KU anthropology instructor reprises role as cancer patient

When Sandra Gray was asked to play the lead in “Wit” for Lawrence Community Theatre, she hesitated.

She had played scholar-turned-cancer patient Vivian Bearing a year ago in a Topeka production, and she wasn’t sure if she wanted to crawl back into the character’s skin.

“It’s scary because she’s an academic and a single woman,” said Gray, an anthropology instructor at Kansas University. “It’s a raw look at the certain kinds of decisions she made, as she confronts her death. I was not sure I wanted to be in that world again.”

The Pulitzer Prize-winning play, directed by Penny Weiner, revolves around Bearing, a renowned scholar and English professor, whose special area of study is the 17th-century metaphysical poet John Donne. Her studies have been aggressively rational and probing  until she is diagnosed with terminal ovarian cancer.

Bearing becomes part of an experimental chemotherapy program at a teaching hospital and begins reassessing her life.

“She achieves a state of grace,” Gray said, describing her character’s transformation during the course of the play. “There’s something that sets you apart when you have something like (cancer). Something forces you to a state of grace and that’s how you survive.”

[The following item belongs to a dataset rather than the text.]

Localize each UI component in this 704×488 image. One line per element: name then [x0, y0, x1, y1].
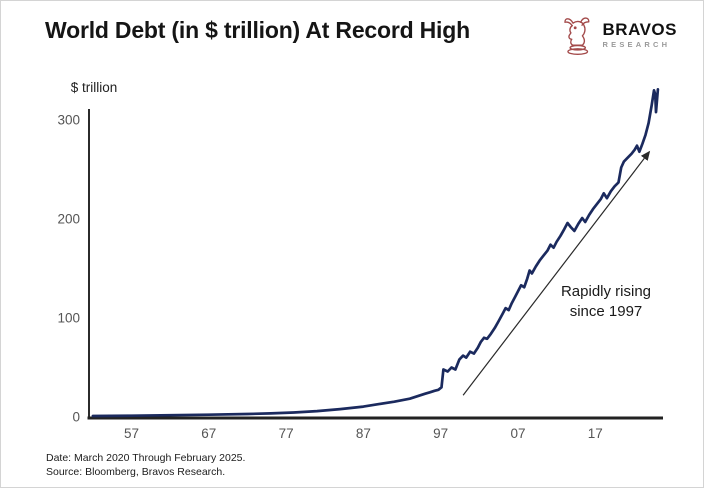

Gray, who worked as a professional actress for 15 years before getting her anthropology degree, said she was initially drawn to the play because of its clever language and use of Donne’s poetry. A sonnet referred to in the play poses a question: How much difference is there between life and death?

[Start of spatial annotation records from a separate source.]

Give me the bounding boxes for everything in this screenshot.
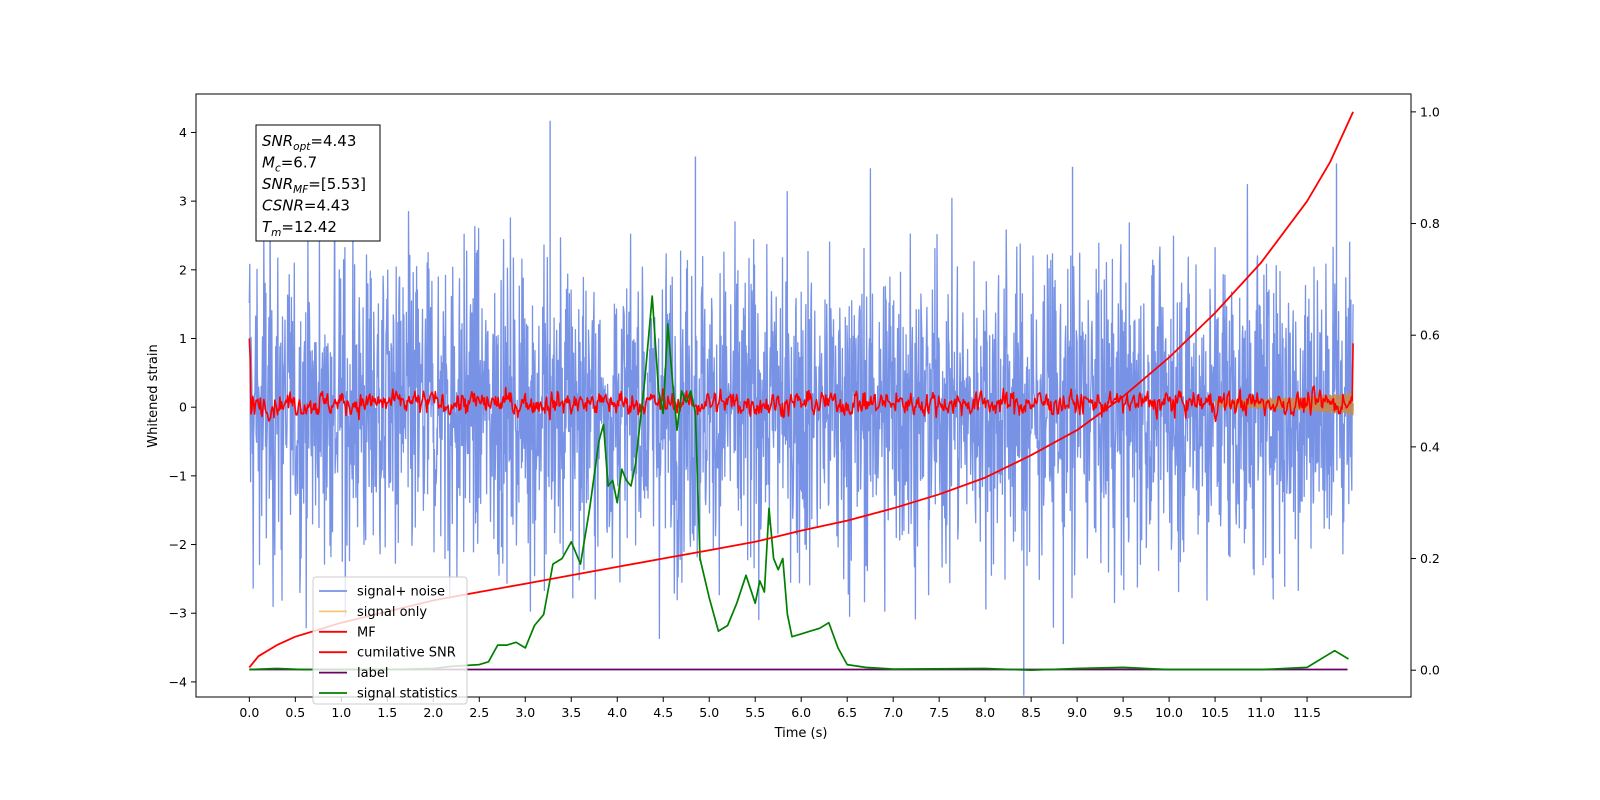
info-box-frame	[255, 124, 381, 242]
y-tick-label: 2	[179, 262, 187, 277]
x-tick-label: 6.0	[791, 705, 811, 720]
y-tick-label: −4	[169, 674, 187, 689]
axes: 0.0 0.5 1.0 1.5 2.0 2.5 3.0 3.5 4.0 4.5 5.0 5.5 6.0 6…	[169, 93, 1440, 720]
x-tick-label: 10.0	[1155, 705, 1183, 720]
y2-tick-label: 0.6	[1420, 328, 1440, 343]
x-tick-label: 9.5	[1113, 705, 1133, 720]
y-tick-label: 3	[179, 194, 187, 209]
legend: signal+ noise signal only MF cumilative SNR…	[312, 576, 468, 705]
x-tick-label: 7.0	[883, 705, 903, 720]
info-line: SNRMF=[5.53]	[262, 175, 366, 196]
x-tick-label: 7.5	[929, 705, 949, 720]
series-signal-statistics-line	[249, 295, 1349, 672]
x-tick-label: 10.5	[1201, 705, 1229, 720]
x-tick-label: 3.0	[515, 705, 535, 720]
x-tick-label: 6.5	[837, 705, 857, 720]
y2-tick-label: 0.4	[1420, 439, 1440, 454]
y-tick-label: −3	[169, 606, 187, 621]
series-signal-noise-line	[248, 168, 1354, 640]
x-tick-label: 1.5	[377, 705, 397, 720]
y-tick-label: −1	[169, 468, 187, 483]
info-line: CSNR=4.43	[262, 197, 350, 215]
info-line: Mc=6.7	[262, 154, 317, 175]
series-mf-line	[248, 338, 1354, 423]
x-tick-label: 11.0	[1247, 705, 1275, 720]
x-tick-label: 8.0	[975, 705, 995, 720]
x-tick-label: 9.0	[1067, 705, 1087, 720]
x-tick-label: 8.5	[1021, 705, 1041, 720]
legend-label: label	[357, 666, 388, 681]
x-tick-label: 3.5	[561, 705, 581, 720]
y2-tick-label: 0.2	[1420, 551, 1440, 566]
y-axis-label: Whitened strain	[146, 344, 161, 447]
x-tick-label: 0.5	[285, 705, 305, 720]
y-tick-label: 4	[179, 125, 187, 140]
y-tick-label: −2	[169, 537, 187, 552]
x-tick-label: 5.5	[745, 705, 765, 720]
y-tick-label: 1	[179, 331, 187, 346]
legend-label: cumilative SNR	[357, 646, 456, 661]
y2-tick-label: 1.0	[1420, 104, 1440, 119]
y2-tick-label: 0.8	[1420, 216, 1440, 231]
x-tick-label: 11.5	[1293, 705, 1321, 720]
x-tick-label: 4.0	[607, 705, 627, 720]
axes-frame	[195, 93, 1412, 698]
x-tick-label: 1.0	[331, 705, 351, 720]
legend-label: MF	[357, 625, 376, 640]
x-tick-label: 4.5	[653, 705, 673, 720]
y-tick-label: 0	[179, 400, 187, 415]
x-axis-label: Time (s)	[774, 726, 828, 741]
legend-label: signal only	[357, 605, 427, 620]
x-tick-label: 2.5	[469, 705, 489, 720]
info-line: SNRopt=4.43	[262, 132, 356, 153]
x-tick-label: 0.0	[239, 705, 259, 720]
legend-label: signal+ noise	[357, 585, 445, 600]
info-line: Tm=12.42	[262, 218, 337, 239]
y2-tick-label: 0.0	[1420, 663, 1440, 678]
legend-frame	[312, 576, 468, 705]
x-tick-label: 2.0	[423, 705, 443, 720]
x-tick-label: 5.0	[699, 705, 719, 720]
legend-label: signal statistics	[357, 687, 458, 702]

“Maybe split seconds,” Gray explained. “We need to recognize death as a part of life. The act of dying is just a comma (between what happens before and what happens after). We need to move past the comma.”

Gray will shave her head for the Lawrence production, just as she did for the Topeka show. She will look like a woman undergoing cancer treatment, and she will most likely be treated like one  some people will avoid her; others who have experienced cancer will want to offer their support.

“As an anthropology professor, I find it interesting. The character is so naked, literally and figuratively, that (a shaven head) seems like such a trivial thing to me,” she said. “But people automatically assume I have cancer. Â People in America are afraid of aging and illness, so if it reminds them of their own mortality they will ignore you.”

Because the play addresses death and dying, two talkback sessions have been arranged by the Lawrence Caring Community Council and its chairman Emily Taylor, former dean of women at KU. A March 3 session will feature Shari Kretzchmer, an oncology nurse; Nadereh Nasseri, patient care coordinator at Hospice Care of Douglas County; Gene Meyer, president and chief executive officer of Lawrence Memorial Hospital; and Ann Gardner, moderator.

A March 11 session will feature Dr. Patty Tenofsky, a surgeon; Dr. Richard Sosinski, a hospice physician; Bonnie Peterson, senior vice president/chief operating officer of Lawrence Memorial Hospital; and Dr. Phillip Godwin, moderator.

In addition, a photography exhibit titled “Hats for a Woman in Need of a Hat” will be shown throughout the play’s run in the theater’s Gladys Six Green Room. The exhibit is a series of photographs of Laura Dalrymple, an art teacher at Allen County Community College in Iola, wearing hats designed and constructed by her students after she was diagnosed with ovarian cancer.

The photographs were taken by Dalrymple’s longtime partner, James Harris. The hats range in style from romantic to whimsical.